MARMOTTON

Un défi, rien de tel pour se dépasser. Cette fois, ce n'est pas moins que 3 cols du Tour de France que nous avons décidé de parcourir. Le col de la Croix de Fer, le Télégraphe et le Galibier. Une célèbre cyclosportive, la Marmotte, passe par ces cols et se termine avec l'ascension de l'Alpe-d'Huez. Je suis un grand fan de cette épreuve, mais trop difficile pour Nathalie seule. C'est pourquoi, nous avons décidé de faire les 3 cols en tandem (sans la montée à l'Alpe, petit parcours de la Marmotte appelé marmotton).

    Le vendredi 30 juillet, nous sommes arrivés à Saint-Jean-de-Maurienne au pied de tous ces cols mystiques. Pour faire le plein d'énergie, nous avons pris chacun nos sucres lents favoris (du riz pour Nana et des pâtes pour Guido) au souper.

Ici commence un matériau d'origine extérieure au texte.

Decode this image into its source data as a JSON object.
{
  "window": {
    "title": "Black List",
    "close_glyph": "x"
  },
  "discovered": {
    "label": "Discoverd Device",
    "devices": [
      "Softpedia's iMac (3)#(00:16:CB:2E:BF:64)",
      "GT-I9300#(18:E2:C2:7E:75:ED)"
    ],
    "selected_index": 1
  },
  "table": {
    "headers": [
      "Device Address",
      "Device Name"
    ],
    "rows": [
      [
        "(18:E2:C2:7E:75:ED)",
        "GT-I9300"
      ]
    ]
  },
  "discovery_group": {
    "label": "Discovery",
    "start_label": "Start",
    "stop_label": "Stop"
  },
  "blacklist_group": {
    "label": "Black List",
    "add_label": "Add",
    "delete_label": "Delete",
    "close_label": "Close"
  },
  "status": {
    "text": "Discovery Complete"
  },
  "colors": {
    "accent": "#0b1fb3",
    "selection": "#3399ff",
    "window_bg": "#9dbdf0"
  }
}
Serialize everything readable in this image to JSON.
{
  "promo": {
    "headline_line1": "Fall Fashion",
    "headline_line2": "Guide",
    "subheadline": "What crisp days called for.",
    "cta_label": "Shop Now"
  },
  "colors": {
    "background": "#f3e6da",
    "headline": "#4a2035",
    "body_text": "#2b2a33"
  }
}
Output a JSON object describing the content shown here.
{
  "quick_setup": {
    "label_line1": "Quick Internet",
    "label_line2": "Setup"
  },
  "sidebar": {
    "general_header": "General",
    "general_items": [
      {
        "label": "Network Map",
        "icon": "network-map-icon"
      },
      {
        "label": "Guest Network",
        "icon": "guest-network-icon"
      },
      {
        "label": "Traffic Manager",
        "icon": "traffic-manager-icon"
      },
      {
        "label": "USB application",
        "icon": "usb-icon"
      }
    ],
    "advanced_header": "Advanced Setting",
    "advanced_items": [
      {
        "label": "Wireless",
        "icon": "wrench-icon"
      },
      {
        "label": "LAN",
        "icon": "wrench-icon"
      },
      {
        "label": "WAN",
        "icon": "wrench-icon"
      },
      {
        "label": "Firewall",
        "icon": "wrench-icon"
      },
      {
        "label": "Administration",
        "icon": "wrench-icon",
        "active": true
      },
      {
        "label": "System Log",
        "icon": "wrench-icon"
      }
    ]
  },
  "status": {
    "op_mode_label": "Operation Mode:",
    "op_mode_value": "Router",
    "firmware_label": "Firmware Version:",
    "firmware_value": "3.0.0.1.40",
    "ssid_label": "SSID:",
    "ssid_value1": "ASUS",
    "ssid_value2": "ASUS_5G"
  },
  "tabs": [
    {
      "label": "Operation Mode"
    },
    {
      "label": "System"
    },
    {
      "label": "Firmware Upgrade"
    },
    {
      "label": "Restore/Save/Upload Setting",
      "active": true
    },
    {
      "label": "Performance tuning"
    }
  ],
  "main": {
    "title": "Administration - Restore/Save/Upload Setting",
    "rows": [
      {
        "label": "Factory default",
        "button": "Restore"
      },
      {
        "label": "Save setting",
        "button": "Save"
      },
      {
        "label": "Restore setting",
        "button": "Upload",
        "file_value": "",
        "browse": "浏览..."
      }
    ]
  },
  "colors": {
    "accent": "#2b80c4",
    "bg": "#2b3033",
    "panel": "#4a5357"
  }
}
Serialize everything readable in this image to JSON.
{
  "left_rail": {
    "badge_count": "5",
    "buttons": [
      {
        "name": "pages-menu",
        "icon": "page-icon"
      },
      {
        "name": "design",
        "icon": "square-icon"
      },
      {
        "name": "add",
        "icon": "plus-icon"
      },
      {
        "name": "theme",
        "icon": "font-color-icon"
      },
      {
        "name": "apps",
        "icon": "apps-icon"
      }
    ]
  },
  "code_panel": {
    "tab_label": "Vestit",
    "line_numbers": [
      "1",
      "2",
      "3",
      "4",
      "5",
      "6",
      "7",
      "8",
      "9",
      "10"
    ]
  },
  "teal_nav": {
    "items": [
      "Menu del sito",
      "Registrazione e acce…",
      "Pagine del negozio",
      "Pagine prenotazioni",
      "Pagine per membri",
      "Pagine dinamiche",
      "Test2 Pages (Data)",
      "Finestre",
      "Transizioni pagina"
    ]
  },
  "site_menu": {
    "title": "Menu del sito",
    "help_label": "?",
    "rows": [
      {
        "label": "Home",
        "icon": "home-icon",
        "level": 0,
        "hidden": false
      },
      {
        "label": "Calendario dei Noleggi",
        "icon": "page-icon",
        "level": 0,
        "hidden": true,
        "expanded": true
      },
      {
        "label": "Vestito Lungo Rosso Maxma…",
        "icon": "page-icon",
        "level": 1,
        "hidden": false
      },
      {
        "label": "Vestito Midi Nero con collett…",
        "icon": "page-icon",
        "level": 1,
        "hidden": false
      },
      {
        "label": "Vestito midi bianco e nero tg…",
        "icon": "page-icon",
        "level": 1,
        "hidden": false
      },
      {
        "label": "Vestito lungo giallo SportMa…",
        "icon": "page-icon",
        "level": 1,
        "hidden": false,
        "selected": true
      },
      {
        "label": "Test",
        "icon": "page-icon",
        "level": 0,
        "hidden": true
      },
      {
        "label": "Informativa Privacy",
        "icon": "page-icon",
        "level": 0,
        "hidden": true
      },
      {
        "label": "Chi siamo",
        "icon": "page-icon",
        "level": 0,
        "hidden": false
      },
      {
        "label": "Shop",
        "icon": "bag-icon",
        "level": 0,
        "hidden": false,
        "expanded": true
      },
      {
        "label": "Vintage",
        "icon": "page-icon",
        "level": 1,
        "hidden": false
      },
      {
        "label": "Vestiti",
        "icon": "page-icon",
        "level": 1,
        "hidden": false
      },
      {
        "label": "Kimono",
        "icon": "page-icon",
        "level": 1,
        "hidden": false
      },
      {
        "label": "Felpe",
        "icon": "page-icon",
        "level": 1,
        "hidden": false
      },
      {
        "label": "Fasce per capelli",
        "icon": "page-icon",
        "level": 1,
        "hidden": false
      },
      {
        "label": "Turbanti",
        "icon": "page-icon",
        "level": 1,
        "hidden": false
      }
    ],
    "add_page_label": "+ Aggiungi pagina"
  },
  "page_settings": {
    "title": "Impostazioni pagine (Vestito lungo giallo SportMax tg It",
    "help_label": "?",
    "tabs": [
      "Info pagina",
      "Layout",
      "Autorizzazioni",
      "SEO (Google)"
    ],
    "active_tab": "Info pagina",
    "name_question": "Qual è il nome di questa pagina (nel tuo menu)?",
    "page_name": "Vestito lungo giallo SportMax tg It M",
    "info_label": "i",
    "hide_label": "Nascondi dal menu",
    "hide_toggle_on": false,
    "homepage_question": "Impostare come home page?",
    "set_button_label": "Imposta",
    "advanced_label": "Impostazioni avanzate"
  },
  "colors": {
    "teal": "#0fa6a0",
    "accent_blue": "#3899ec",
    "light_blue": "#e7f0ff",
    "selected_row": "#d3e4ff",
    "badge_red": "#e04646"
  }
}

    Après une nuit de sommeil reposante, le réveil a sonné à 6h30. Debout, c'est l'heure! Il est grand temps de partir à la conquête des sommets. Nous enfourchons notre tandem et remontons la vallée jusqu'à Saint-Michel-de-Maurienne. Un sacré faux-plat pour se mettre en jambe. Là, un virage à droite et c'est parti, 13 km d'ascension pour le col du télégraphe (facile!), puis une petite descente sur Valloire pour mieux remonter. L'ascension du Galibier commence par un enchaînements de faux-plats qui sont de plus en plus pentus. Notre vitesse de croisière diminue et nous enclanchons le petit plateau que nous n'allons guère quitter jusqu'au sommet. 18 kilomètres plus tard, voici le sommet! Quel effort! Et dire que Pantani a fait les 5 derniers kilomètres à 20 km/h!?! On compatit à la souffrance d'Ullrich ce jour de juillet 98.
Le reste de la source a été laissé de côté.